US Engine of Iraqi Chaos: A Complex Systems Perspective

The nature of the U.S. occupation of Iraq has created a tremendous opportunity for al Qua’ida, fertile ground for the next round of global jihad, and an irresistible temptation for regional politicians. These three bleeding wounds, which resulted from Washington's real goals (controlling oil, ensuring Israel's status as regional superpower, and preparing to attack Iran) form critical inputs to the future of the intensifying confrontation between Western and Moslem societies.

The world is now faced with the problem of identifying the long-term implications for the confrontation between Islam and the West that follow from these three effects of the U.S. occupation of Iraq. The world has already suffered enormously as a result of endless confusion over the reasons for the continued U.S. presence in Iraq; the expectations about the impact of a U.S. withdrawal; and the degree to which Iraq was, is, or will be linked to the global jihad inspired by al Qua'ida. The depth and cost of this confusion demonstrates the urgency of achieving the best possible understanding of the future implications of the U.S. occupation.

Iraqi chaos will cause ferment throughout the Mideast for years to come as it draws country after country into highly competitive intervention in the Iraqi power vacuum. The Iraq-Iran relationship that attracts such American attention will be a microcosm of the broader regional situation. Iraq and Iran together make up a complex adaptive system, in which each state constitutes a smaller complex adaptive system. For one, this means that the two societies will evolve in response to each other. Neither has an immutable nature, nor will history repeat. Rather, each is evolving into something new, in part as a function of the evolution of the other.

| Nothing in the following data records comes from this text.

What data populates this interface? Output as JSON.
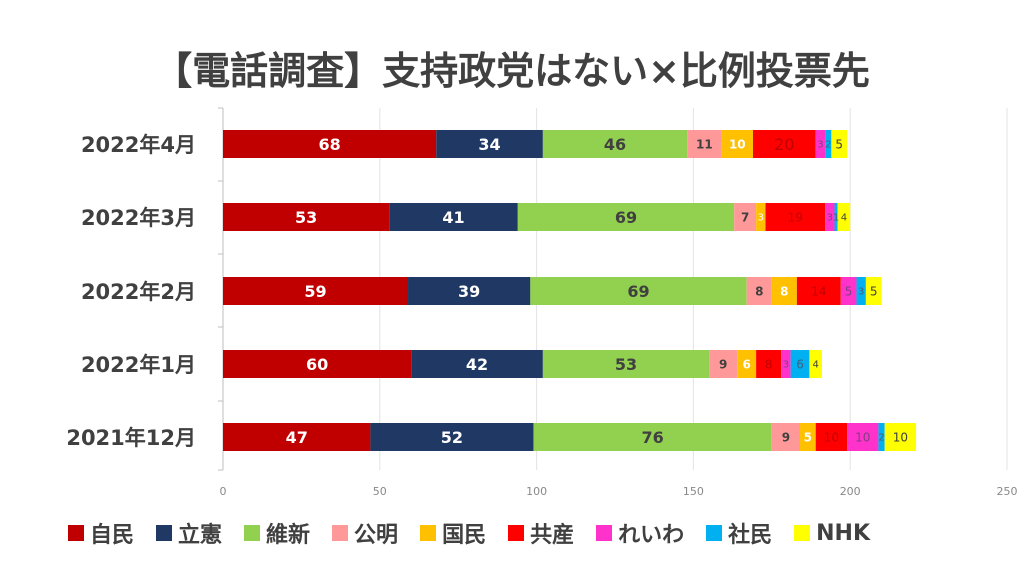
{
  "chart_data": {
    "type": "bar",
    "orientation": "horizontal",
    "stacked": true,
    "title": "【電話調査】支持政党はない×比例投票先",
    "categories": [
      "2022年4月",
      "2022年3月",
      "2022年2月",
      "2022年1月",
      "2021年12月"
    ],
    "xlim": [
      0,
      250
    ],
    "xticks": [
      0,
      50,
      100,
      150,
      200,
      250
    ],
    "grid": "vertical",
    "legend_position": "bottom",
    "series": [
      {
        "name": "自民",
        "color": "#c00000",
        "label_color": "#ffffff",
        "values": [
          68,
          53,
          59,
          60,
          47
        ]
      },
      {
        "name": "立憲",
        "color": "#1f3864",
        "label_color": "#ffffff",
        "values": [
          34,
          41,
          39,
          42,
          52
        ]
      },
      {
        "name": "維新",
        "color": "#92d050",
        "label_color": "#404040",
        "values": [
          46,
          69,
          69,
          53,
          76
        ]
      },
      {
        "name": "公明",
        "color": "#ff9999",
        "label_color": "#404040",
        "values": [
          11,
          7,
          8,
          9,
          9
        ]
      },
      {
        "name": "国民",
        "color": "#ffc000",
        "label_color": "#ffffff",
        "values": [
          10,
          3,
          8,
          6,
          5
        ]
      },
      {
        "name": "共産",
        "color": "#ff0000",
        "label_color": "#c00000",
        "values": [
          20,
          19,
          14,
          8,
          10
        ]
      },
      {
        "name": "れいわ",
        "color": "#ff33cc",
        "label_color": "#7f3f7f",
        "values": [
          3,
          3,
          5,
          3,
          10
        ]
      },
      {
        "name": "社民",
        "color": "#00b0f0",
        "label_color": "#3f5f7f",
        "values": [
          2,
          1,
          3,
          6,
          2
        ]
      },
      {
        "name": "NHK",
        "color": "#ffff00",
        "label_color": "#404040",
        "values": [
          5,
          4,
          5,
          4,
          10
        ]
      }
    ]
  }
}
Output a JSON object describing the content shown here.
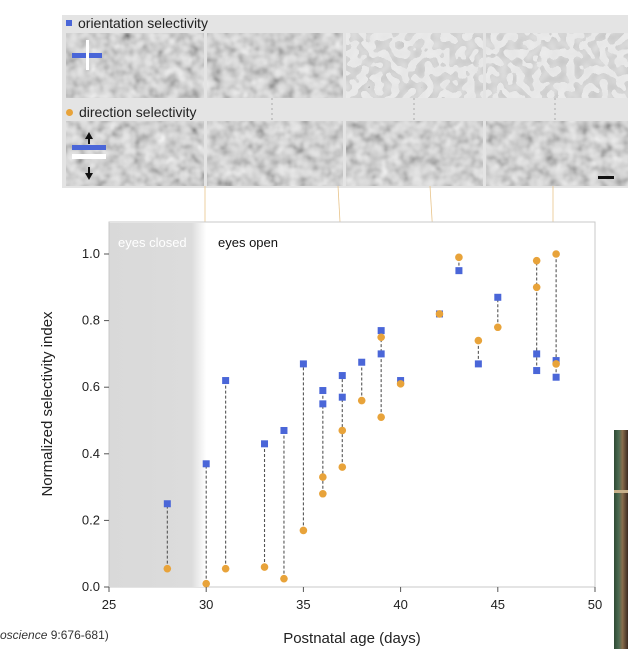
{
  "panels": {
    "orientation_label": "orientation selectivity",
    "direction_label": "direction selectivity",
    "colors": {
      "orientation": "#4a66d8",
      "direction": "#e8a33a"
    }
  },
  "citation": {
    "journal": "oscience",
    "rest": " 9:676-681)"
  },
  "chart_data": {
    "type": "scatter",
    "xlabel": "Postnatal age (days)",
    "ylabel": "Normalized selectivity index",
    "xlim": [
      25,
      50
    ],
    "ylim": [
      0,
      1.05
    ],
    "xticks": [
      25,
      30,
      35,
      40,
      45,
      50
    ],
    "yticks": [
      0.0,
      0.2,
      0.4,
      0.6,
      0.8,
      1.0
    ],
    "region_labels": {
      "eyes_closed": "eyes closed",
      "eyes_open": "eyes open"
    },
    "eyes_closed_range": [
      25,
      30
    ],
    "series": [
      {
        "name": "orientation selectivity",
        "marker": "square",
        "color": "#4a66d8",
        "points": [
          [
            28,
            0.25
          ],
          [
            30,
            0.37
          ],
          [
            31,
            0.62
          ],
          [
            33,
            0.43
          ],
          [
            34,
            0.47
          ],
          [
            35,
            0.67
          ],
          [
            36,
            0.59
          ],
          [
            36,
            0.55
          ],
          [
            37,
            0.635
          ],
          [
            37,
            0.57
          ],
          [
            38,
            0.675
          ],
          [
            39,
            0.77
          ],
          [
            39,
            0.7
          ],
          [
            40,
            0.62
          ],
          [
            42,
            0.82
          ],
          [
            43,
            0.95
          ],
          [
            44,
            0.67
          ],
          [
            45,
            0.87
          ],
          [
            47,
            0.7
          ],
          [
            47,
            0.65
          ],
          [
            48,
            0.68
          ],
          [
            48,
            0.63
          ]
        ]
      },
      {
        "name": "direction selectivity",
        "marker": "circle",
        "color": "#e8a33a",
        "points": [
          [
            28,
            0.055
          ],
          [
            30,
            0.01
          ],
          [
            31,
            0.055
          ],
          [
            33,
            0.06
          ],
          [
            34,
            0.025
          ],
          [
            35,
            0.17
          ],
          [
            36,
            0.33
          ],
          [
            36,
            0.28
          ],
          [
            37,
            0.47
          ],
          [
            37,
            0.36
          ],
          [
            38,
            0.56
          ],
          [
            39,
            0.75
          ],
          [
            39,
            0.51
          ],
          [
            40,
            0.61
          ],
          [
            42,
            0.82
          ],
          [
            43,
            0.99
          ],
          [
            44,
            0.74
          ],
          [
            45,
            0.78
          ],
          [
            47,
            0.98
          ],
          [
            47,
            0.9
          ],
          [
            48,
            1.0
          ],
          [
            48,
            0.67
          ]
        ]
      }
    ],
    "connectors": [
      [
        28,
        0.055,
        0.25
      ],
      [
        30,
        0.01,
        0.37
      ],
      [
        31,
        0.055,
        0.62
      ],
      [
        33,
        0.06,
        0.43
      ],
      [
        34,
        0.025,
        0.47
      ],
      [
        35,
        0.17,
        0.67
      ],
      [
        36,
        0.28,
        0.59
      ],
      [
        37,
        0.36,
        0.635
      ],
      [
        38,
        0.56,
        0.675
      ],
      [
        39,
        0.51,
        0.77
      ],
      [
        43,
        0.95,
        0.99
      ],
      [
        44,
        0.67,
        0.74
      ],
      [
        45,
        0.78,
        0.87
      ],
      [
        47,
        0.65,
        0.98
      ],
      [
        48,
        0.63,
        1.0
      ]
    ]
  }
}
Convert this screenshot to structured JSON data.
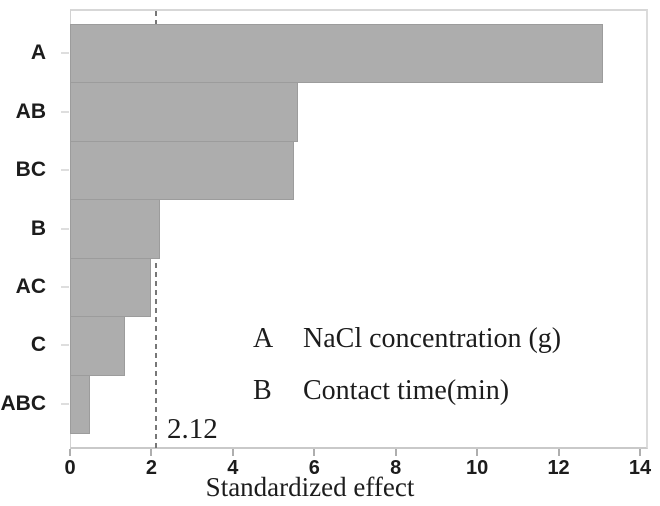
{
  "chart_data": {
    "type": "bar",
    "orientation": "horizontal",
    "title": "",
    "categories": [
      "A",
      "AB",
      "BC",
      "B",
      "AC",
      "C",
      "ABC"
    ],
    "values": [
      13.1,
      5.6,
      5.5,
      2.2,
      2.0,
      1.35,
      0.5
    ],
    "xlabel": "Standardized effect",
    "ylabel": "",
    "xlim": [
      0,
      14
    ],
    "xticks": [
      0,
      2,
      4,
      6,
      8,
      10,
      12,
      14
    ],
    "grid": false,
    "reference_line": {
      "value": 2.12,
      "label": "2.12"
    },
    "legend_position": "inside lower right",
    "legend": {
      "entries": [
        {
          "key": "A",
          "label": "NaCl concentration (g)"
        },
        {
          "key": "B",
          "label": "Contact time(min)"
        }
      ]
    },
    "colors": {
      "bar_fill": "#adadad",
      "bar_border": "#9c9c9c",
      "reference_line": "#777777",
      "axis": "#cccccc",
      "text": "#1c1c1c"
    }
  }
}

The table below, Impact of Effects from the Complexity Perspective, summarizes some of the developments that can be anticipated about the course of this evolution on the basis of various complexity theory concepts.







Complex systems theory offers roughly a dozen basic concepts that can be used to help interpret international affairs, and, more specifically, to give some rigor to thinking about the future of international affairs. Four of these are selected here to offer a systematic approach to applying complexity theory to international affairs:

  • Emergence: the generation at one level (e.g., state) of counterintuitive behavior as the result of behavior at another level (e.g., individual);
  • Openness: the susceptibility of a system to external influence;
  • Path Dependence: the constraints on future behavior of past behavior;
  • Co-evolution: the tendency of system components to evolve in response to each other.

Given the close links between Iran and Iraq that have proliferated since the U.S. invasion, the two countries can, particularly for the purposes of analyzing Iraq, be viewed as components of a single system. Some of the impacts on the Iraq-Iran system that can be classified under each concept are summarized in the table for events to date and anticipated future developments.


Iraq and Iran are systems open to external influence but constrained by path dependence. Influence today will have a far different impact than it would have had five years ago because of the constraints imposed by the path of socio-economic collapse into deprivation, instability, ethnic conflict, and religious radicalization. The two societies are now so intimately linked that they will almost certainly co-evolve on many levels, each stimulating changes in the other. This may but does not necessarily mean that they will become increasingly similar, but whether the evolutionary stimuli tend to repel or attract, the two societies seem likely to remain tightly bound together for the foreseeable future.

One of the key lessons of complexity theory is to think in terms of evolution or adaptability rather than stability or equilibrium. Assume change, possibly abrupt, and focus on how to prepare for and influence it rather than assuming stability and planting one's feet in the path of an avalanche. The analytical question then becomes one of how to antipate change. We have seen the emergence in the Islamic world of a global jihad and the emergence in Iraq of ethnic self-identification replacing Iraqi self-identification. Can we develop an analytical process for anticipating the next new set of norms, new socio-political structure, or new form of behavior? In a word, can concepts such as co-evolution and path dependence help us to anticipate the emergence of the next surprise?